Search code examples
nlpgrammarcontext-free-grammarbnf

Multiple-digit numbers getting split by space in NuGram?


I'm seeing some unexpected behavior in the NuGram IDE Eclipse plug-in for ABNF grammar development.

Say I have a rule that reads:

$fifties =
    50 | 51 | 52 | 53 | 54 | 55 | 56 | 57 | 58 | 59
;

The sentence generator comes up with the matches 5 0, 5 1, 5 2, ... I would normally expect 50, 51, 52, and so forth, but according to NuGram's coverage tool these are considered OOG.

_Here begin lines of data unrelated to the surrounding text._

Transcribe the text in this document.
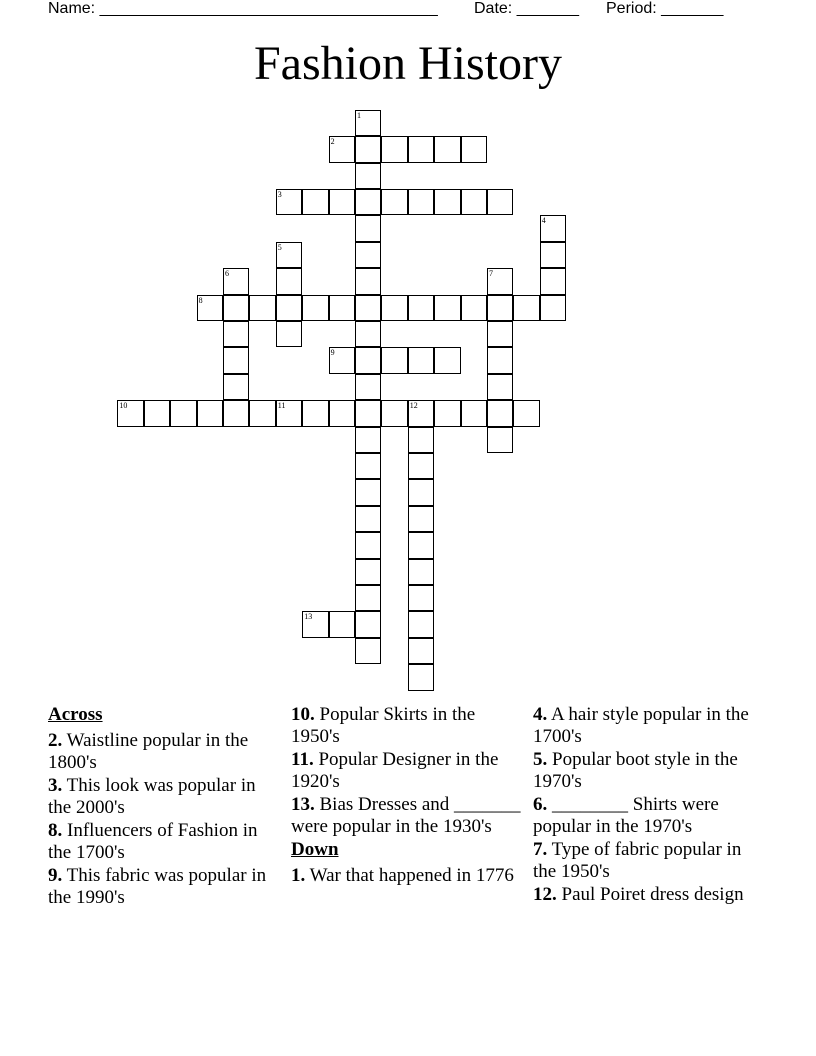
Name: ______________________________________ Date: _______ Period: _______
Fashion History
1
2
3
4
5
6	7
8
9
10	11	12
13
Across
2. Waistline popular in the 1800's
3. This look was popular in the 2000's
8. Influencers of Fashion in the 1700's
9. This fabric was popular in the 1990's
10. Popular Skirts in the 1950's
11. Popular Designer in the 1920's
13. Bias Dresses and _______ were popular in the 1930's
Down
1. War that happened in 1776
4. A hair style popular in the 1700's
5. Popular boot style in the 1970's
6. ________ Shirts were popular in the 1970's
7. Type of fabric popular in the 1950's
12. Paul Poiret dress design
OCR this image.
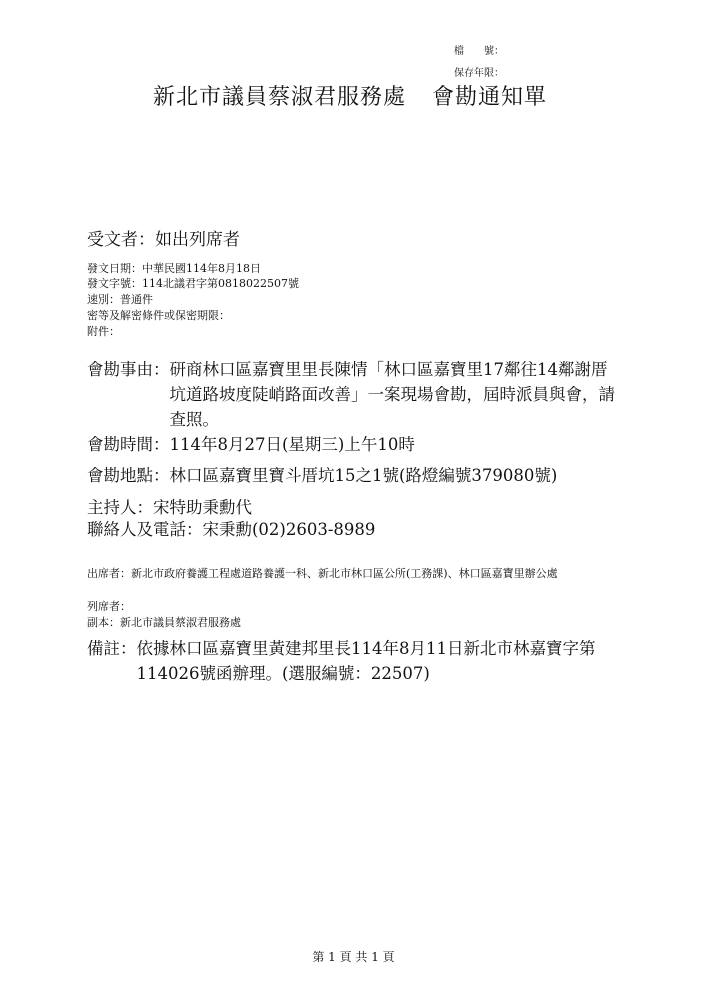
檔　　號：
保存年限：
新北市議員蔡淑君服務處 會勘通知單
受文者：如出列席者
發文日期：中華民國114年8月18日
發文字號：114北議君字第0818022507號
速別：普通件
密等及解密條件或保密期限：
附件：
會勘事由： 研商林口區嘉寶里里長陳情「林口區嘉寶里17鄰往14鄰謝厝坑道路坡度陡峭路面改善」一案現場會勘，屆時派員與會，請查照。
會勘時間： 114年8月27日(星期三)上午10時
會勘地點： 林口區嘉寶里寶斗厝坑15之1號(路燈編號379080號)
主持人：宋特助秉勳代
聯絡人及電話：宋秉勳(02)2603-8989
出席者： 新北市政府養護工程處道路養護一科、新北市林口區公所(工務課)、林口區嘉寶里辦公處
列席者：
副本：新北市議員蔡淑君服務處
備註： 依據林口區嘉寶里黃建邦里長114年8月11日新北市林嘉寶字第114026號函辦理。(選服編號：22507)
第 1 頁 共 1 頁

Come to find that it will split any multiple-digit number with spaces, unless there's a leading non-number:

1234 -> 1 2 3 4
1234asdf -> 1 2 3 4 asdf
asdf1234 -> asdf1234
1234asdf5678 -> 1 2 3 4 asdf5678

As far as I know, a normal ABNF grammar wouldn't do this. Or am I forgetting something?


Solution

  • This is because NuGram IDE considers digits as individual DTMF tones. I agree that this behaviour should only apply to DTMF grammars and not voice grammars.

    You can surround sequences of digits with double quotes, like:

    $fifties =
        "50" | "51" | "52" | "53" | "54" | "55" | "56" | "57" | "58" | "59"
    ;
    

    Hope that helps!